I.2. Ten Landscapes, 1967
Rosa Esman approached Lichtenstein about doing Ten Landscapes, his first solo print portfolio. Screenprint with collage of iridescent Mylar, photography, and Rowlux are combined in this series of images rich in textural and spatial interplay. The landscapes are invented, not derived from comic strips, advertisements, and other printed sources.
Lichtenstein first used Rowlux in 1965 for the print RLCR 1009, Seascape (1). (See Remarks for further discussion of the material.) The screenprint stencils used to create Ten Landscapes were hand-cut by the artist. The photographs, taken by the artist, were printed by Slide-O-Chrome Corporation, New York.
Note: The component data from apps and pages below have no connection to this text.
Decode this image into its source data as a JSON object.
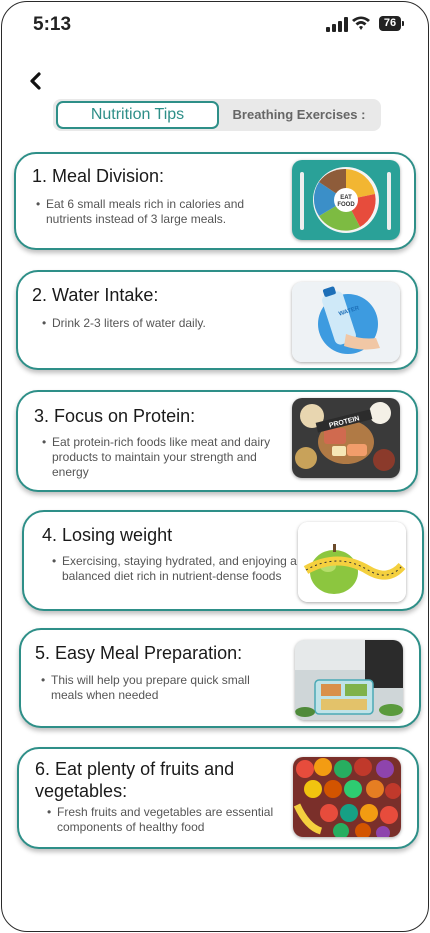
{
  "status_bar": {
    "time": "5:13",
    "battery": "76"
  },
  "tabs": {
    "active": "Nutrition Tips",
    "inactive": "Breathing Exercises :"
  },
  "cards": [
    {
      "title": "1. Meal Division:",
      "text": "Eat 6 small meals rich in calories and nutrients instead of 3 large meals.",
      "image": "healthy-plate-image",
      "image_label": "EAT FOOD"
    },
    {
      "title": "2. Water Intake:",
      "text": "Drink 2-3 liters of water daily.",
      "image": "water-bottle-image",
      "image_label": "WATER"
    },
    {
      "title": "3. Focus on Protein:",
      "text": "Eat protein-rich foods like meat and dairy products to maintain your strength and energy",
      "image": "protein-foods-image",
      "image_label": "PROTEIN"
    },
    {
      "title": "4. Losing weight",
      "text": "Exercising, staying hydrated, and enjoying a balanced diet rich in nutrient-dense foods",
      "image": "apple-measuring-tape-image"
    },
    {
      "title": "5. Easy Meal Preparation:",
      "text": "This will help you prepare quick small meals when needed",
      "image": "meal-prep-image"
    },
    {
      "title": "6. Eat plenty of fruits and vegetables:",
      "text": "Fresh fruits and vegetables are essential components of healthy food",
      "image": "fruits-vegetables-image"
    }
  ]
}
The printer, Charles Cardinale, under Lichtenstein’s supervision, die-cut the Rowlux from large sheets, so the desired moiré pattern could be obtained for each image. Individual prints within each edition thus differ from each other owing to variation in the moiré pattern.
Each print is mounted to a museum-board backing with a strip of linen tape at the top, and then covered by a folder of white Cranes Crest paper. The prints are housed in a portfolio box made of aluminum, Plexiglas, and black cloth-covered boards and designed so that when the box is placed on a table, one of the prints can be safely displayed through the Plexiglas top. The title page is screenprinted in yellow and blue on white wove paper.
According to contemporary publication notices, this portfolio was published by Original Editions in collaboration with Leo Castelli Gallery. The colophon page, however, lists Original Editions as the sole publisher.